Demand-based messaging is a communication service that allows people to exchange message data, such as text, over a network or other communications media, in real time. Probably the most common medium for exchange is the Internet, but as wireless phone networks continue to expand, their popularity for text messaging is also expanding. U.S. Pat. No. 6,301,609 issued to Aravamudun et al., and U.S. Patent Publications Nos. 2002/0035605 and 2004/0254998, for example, illustrate the move toward an exchange medium that unifies traditional and wireless communications. Instant messaging (1M) is perhaps the most widely known and used embodiment of demand-based messaging. Today, most network and online service providers offer some form of IM service. According to some estimates, the top three instant messaging service providers serve over forty million users.

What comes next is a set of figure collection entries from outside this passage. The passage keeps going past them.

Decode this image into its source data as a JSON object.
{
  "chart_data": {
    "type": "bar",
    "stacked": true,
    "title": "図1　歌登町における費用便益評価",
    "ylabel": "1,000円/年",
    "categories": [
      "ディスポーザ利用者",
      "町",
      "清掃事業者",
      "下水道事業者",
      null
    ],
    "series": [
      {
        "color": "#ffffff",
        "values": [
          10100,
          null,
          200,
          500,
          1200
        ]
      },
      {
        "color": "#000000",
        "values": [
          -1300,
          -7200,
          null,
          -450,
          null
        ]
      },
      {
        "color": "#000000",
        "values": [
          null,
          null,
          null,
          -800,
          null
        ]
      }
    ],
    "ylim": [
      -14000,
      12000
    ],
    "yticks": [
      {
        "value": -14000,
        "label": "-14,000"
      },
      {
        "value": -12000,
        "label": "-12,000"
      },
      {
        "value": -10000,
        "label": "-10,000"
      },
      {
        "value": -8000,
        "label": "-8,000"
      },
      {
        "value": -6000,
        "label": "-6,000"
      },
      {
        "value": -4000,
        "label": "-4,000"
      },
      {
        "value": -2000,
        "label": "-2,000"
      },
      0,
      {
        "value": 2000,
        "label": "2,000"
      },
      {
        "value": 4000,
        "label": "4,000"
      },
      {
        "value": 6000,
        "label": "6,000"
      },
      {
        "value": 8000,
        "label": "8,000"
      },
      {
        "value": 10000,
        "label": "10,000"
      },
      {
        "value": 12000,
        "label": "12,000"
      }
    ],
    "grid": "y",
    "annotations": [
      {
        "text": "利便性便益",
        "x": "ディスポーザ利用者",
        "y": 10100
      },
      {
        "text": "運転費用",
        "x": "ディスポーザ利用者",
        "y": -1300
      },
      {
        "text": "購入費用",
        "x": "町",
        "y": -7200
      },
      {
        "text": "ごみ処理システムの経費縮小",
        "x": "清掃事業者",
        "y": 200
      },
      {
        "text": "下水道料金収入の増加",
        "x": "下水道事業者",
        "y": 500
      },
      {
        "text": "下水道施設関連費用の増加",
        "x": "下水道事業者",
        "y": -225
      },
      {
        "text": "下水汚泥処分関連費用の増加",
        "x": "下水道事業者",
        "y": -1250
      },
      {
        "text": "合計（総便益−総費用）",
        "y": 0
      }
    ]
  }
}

Instant messaging services also are being rapidly deployed and integrated into enterprise infrastructure. International Business Machines, Inc. (IBM), for example, has deployed LOTUS SAMETIME instant messaging applications for employees world-wide. Other examples of IM applications that are popular today include MSN Messenger and Yahoo/AOL Instant Messenger. Web-based interfaces are also gaining popularity, as illustrated in U.S. Pat. No. 6,651,086 issued to Manber et al., which describes how a user can join conversations about topics that are presented as web content.

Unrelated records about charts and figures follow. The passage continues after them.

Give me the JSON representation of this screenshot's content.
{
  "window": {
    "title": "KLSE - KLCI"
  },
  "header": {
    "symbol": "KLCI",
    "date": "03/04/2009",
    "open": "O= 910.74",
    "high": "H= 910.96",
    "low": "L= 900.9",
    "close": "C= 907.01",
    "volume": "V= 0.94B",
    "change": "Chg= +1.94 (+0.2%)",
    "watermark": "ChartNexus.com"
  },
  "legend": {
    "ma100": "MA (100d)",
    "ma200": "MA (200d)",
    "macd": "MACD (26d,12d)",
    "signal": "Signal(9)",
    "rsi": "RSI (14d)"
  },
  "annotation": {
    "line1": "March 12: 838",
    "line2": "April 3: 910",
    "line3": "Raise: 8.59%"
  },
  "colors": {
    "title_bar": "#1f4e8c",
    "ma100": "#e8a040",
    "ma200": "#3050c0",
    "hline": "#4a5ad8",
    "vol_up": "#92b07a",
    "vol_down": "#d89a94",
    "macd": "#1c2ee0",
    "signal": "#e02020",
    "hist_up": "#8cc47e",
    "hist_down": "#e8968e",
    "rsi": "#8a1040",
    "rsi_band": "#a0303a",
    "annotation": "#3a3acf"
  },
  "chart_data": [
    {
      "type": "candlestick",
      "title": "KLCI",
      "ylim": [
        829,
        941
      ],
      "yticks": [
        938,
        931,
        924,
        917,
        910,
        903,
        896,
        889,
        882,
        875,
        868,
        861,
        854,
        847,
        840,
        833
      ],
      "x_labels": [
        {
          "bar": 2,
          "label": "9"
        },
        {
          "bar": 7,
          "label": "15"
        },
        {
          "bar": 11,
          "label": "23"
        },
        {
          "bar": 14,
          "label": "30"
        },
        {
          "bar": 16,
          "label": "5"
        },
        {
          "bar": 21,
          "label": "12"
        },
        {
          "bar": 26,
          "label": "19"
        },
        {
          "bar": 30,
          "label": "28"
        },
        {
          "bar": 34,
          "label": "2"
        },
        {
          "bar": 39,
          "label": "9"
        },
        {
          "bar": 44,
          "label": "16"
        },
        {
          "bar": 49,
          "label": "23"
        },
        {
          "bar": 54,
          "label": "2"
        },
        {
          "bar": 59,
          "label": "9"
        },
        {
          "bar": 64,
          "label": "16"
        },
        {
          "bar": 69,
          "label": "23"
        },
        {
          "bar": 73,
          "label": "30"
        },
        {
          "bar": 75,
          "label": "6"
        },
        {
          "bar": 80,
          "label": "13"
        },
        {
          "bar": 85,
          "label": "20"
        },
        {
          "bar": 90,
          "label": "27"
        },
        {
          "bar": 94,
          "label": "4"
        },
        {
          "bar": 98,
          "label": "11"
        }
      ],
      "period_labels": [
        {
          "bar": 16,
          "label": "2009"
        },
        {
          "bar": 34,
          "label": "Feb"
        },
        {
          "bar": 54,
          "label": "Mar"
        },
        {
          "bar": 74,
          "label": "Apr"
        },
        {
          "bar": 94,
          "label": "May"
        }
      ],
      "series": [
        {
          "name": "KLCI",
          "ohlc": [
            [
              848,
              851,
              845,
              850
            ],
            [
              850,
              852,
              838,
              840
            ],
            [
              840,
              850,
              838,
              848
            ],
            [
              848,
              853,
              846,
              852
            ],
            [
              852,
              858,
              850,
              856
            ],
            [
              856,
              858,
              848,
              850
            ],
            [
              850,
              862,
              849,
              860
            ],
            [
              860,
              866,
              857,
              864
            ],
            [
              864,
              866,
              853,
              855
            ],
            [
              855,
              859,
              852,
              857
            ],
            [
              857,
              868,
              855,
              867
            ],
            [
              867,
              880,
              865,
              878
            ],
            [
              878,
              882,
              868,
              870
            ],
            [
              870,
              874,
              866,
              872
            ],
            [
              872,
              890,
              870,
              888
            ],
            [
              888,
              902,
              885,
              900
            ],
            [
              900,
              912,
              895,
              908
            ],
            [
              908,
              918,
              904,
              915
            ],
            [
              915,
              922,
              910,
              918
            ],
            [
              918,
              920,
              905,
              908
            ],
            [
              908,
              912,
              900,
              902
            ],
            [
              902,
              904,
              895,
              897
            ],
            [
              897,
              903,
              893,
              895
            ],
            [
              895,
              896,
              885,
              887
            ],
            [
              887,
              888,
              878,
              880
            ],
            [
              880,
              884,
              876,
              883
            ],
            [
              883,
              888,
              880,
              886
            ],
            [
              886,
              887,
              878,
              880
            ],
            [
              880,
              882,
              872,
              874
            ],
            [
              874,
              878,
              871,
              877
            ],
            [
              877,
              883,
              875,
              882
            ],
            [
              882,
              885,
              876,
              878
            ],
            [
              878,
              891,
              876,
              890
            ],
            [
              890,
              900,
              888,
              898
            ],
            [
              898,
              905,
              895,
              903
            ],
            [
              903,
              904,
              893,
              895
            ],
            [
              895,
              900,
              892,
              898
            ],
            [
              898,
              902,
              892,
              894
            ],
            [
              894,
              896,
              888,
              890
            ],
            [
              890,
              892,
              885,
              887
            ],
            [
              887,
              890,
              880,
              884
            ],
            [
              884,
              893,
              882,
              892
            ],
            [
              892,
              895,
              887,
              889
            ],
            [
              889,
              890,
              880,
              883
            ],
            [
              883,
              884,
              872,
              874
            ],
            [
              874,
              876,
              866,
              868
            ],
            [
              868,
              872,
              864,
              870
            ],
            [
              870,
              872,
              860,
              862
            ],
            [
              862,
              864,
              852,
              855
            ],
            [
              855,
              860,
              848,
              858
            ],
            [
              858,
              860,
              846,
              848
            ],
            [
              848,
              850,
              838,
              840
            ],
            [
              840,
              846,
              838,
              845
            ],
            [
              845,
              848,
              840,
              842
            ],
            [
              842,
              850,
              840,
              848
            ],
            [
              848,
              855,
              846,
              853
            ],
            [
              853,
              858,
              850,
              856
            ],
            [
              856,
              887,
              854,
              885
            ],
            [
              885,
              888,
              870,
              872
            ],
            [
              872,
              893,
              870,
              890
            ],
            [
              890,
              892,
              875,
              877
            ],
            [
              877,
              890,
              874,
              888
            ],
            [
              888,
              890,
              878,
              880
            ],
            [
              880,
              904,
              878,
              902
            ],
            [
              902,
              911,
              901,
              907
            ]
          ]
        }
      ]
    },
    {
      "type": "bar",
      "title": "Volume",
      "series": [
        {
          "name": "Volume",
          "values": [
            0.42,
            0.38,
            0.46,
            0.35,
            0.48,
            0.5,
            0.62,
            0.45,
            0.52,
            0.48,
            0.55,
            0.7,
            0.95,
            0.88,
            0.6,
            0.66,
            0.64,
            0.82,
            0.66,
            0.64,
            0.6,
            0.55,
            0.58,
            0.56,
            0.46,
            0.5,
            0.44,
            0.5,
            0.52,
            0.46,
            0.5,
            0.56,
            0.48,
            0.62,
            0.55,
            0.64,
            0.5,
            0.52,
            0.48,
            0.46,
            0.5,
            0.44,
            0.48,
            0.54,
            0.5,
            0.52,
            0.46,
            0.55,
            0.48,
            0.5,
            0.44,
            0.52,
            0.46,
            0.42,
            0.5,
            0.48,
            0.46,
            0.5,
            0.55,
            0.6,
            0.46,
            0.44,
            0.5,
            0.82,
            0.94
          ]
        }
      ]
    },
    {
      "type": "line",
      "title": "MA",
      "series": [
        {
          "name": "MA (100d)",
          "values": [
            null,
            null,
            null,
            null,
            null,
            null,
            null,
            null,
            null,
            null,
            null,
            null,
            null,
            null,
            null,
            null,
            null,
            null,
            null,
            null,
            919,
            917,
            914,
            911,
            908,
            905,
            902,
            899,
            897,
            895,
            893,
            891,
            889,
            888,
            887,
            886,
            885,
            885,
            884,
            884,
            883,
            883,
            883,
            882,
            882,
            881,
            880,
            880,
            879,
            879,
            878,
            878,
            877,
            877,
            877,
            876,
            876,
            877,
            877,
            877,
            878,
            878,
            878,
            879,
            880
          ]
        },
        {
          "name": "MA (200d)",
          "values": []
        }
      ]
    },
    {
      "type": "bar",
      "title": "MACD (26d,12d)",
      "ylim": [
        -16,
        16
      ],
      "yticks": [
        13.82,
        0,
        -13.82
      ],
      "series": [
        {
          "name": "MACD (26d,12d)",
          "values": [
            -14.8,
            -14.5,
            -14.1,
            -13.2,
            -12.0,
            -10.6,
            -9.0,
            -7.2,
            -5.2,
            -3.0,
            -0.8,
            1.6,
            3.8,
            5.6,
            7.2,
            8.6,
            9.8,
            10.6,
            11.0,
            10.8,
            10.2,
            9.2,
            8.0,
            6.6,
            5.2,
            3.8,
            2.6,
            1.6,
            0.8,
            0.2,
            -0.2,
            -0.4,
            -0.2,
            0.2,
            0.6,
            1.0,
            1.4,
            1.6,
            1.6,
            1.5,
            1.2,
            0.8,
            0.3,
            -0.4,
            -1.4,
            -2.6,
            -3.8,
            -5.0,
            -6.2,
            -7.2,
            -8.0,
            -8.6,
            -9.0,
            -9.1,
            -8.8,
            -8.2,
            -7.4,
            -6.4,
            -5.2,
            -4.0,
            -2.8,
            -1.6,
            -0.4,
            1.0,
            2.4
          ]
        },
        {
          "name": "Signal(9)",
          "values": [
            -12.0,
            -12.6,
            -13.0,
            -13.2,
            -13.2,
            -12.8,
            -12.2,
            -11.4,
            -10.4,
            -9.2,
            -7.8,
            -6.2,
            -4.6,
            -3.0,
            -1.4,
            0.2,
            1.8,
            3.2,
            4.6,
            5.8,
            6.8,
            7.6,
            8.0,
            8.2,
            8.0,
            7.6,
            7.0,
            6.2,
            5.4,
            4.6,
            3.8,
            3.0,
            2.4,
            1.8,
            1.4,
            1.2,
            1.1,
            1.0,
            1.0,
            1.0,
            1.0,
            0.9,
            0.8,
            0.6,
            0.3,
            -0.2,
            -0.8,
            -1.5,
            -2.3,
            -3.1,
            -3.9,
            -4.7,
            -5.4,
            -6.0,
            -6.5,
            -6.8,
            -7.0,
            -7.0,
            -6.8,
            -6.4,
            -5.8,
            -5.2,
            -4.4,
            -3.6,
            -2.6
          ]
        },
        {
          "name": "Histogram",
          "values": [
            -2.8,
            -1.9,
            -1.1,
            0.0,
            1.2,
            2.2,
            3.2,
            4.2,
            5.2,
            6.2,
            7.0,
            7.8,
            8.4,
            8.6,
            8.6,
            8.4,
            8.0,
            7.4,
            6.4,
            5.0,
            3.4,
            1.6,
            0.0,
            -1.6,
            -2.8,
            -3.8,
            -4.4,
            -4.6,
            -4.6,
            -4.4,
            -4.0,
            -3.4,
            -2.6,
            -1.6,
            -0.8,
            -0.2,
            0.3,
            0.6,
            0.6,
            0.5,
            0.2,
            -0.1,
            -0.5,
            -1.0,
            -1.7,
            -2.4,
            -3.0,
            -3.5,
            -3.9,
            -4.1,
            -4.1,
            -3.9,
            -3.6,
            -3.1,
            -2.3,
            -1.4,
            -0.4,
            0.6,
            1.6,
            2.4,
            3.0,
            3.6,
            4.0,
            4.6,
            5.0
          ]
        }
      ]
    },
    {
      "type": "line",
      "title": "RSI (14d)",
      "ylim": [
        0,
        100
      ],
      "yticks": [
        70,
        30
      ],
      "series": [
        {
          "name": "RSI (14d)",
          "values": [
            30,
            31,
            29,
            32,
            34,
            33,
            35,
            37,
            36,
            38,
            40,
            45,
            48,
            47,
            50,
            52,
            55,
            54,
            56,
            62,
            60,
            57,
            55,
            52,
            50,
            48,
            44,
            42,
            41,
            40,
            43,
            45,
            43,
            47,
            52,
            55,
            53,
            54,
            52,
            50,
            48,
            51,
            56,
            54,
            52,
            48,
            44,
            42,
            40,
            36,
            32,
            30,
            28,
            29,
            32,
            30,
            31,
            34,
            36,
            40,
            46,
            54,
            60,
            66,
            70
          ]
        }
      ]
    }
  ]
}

IM users typically use a networked computer and an IM client program to exchange messages with one another in conversational style. An IM client provides an interface for users to compose, send, receive, and read messages. In a graphical display, an IM client usually includes at least two windows: a window for composing and sending messages, and a window for displaying messages as users take turns sending and receiving them. IM sessions (colloquially referred to as “chats”) are often lengthy, with multiple participants each taking many turns “speaking” in the chat window. It is common for one user to have multiple IM chats running simultaneously, usually in separate windows.
Demand-based messaging services, including instant messaging services, no doubt owe much of their success to the convenience and efficiency with which communications can be exchanged. Unfortunately, the popularity of such messaging services directly affects the convenience and efficiency with which users can exchange communications, even making such communications disruptive at times. For example, it is not uncommon for users to have important instant messaging sessions active with one or more users, while other users continue to interrupt the flow of communications with unrelated messages.

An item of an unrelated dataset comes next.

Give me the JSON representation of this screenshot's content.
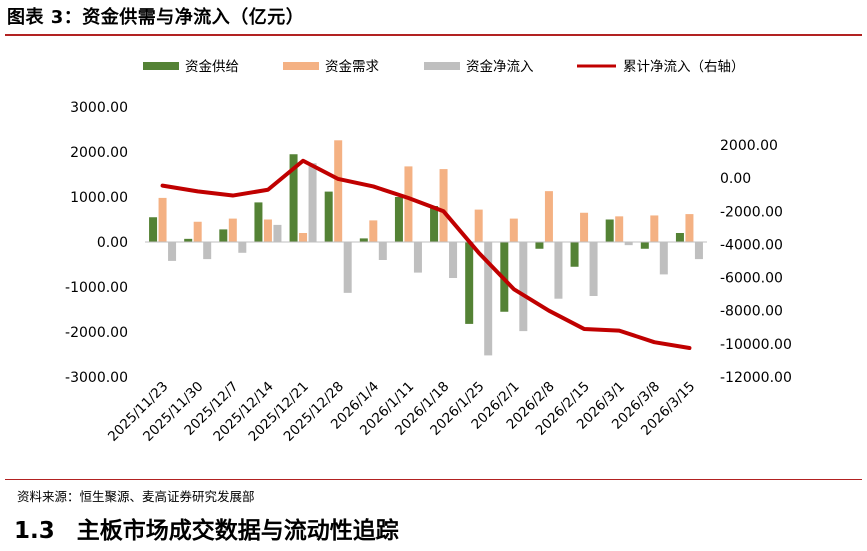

Current messaging applications provide minimal configuration and control to a user, often including only rudimentary means for blocking individual users from initiating a messaging session. With such limited means for managing the exchange of communications, any given messaging user is available to some sub-set of other users. Thus, existing messaging applications remain too cumbersome to manage communications effectively and there remains a need to advance the state of the art of demand-based messaging to overcome these shortcomings.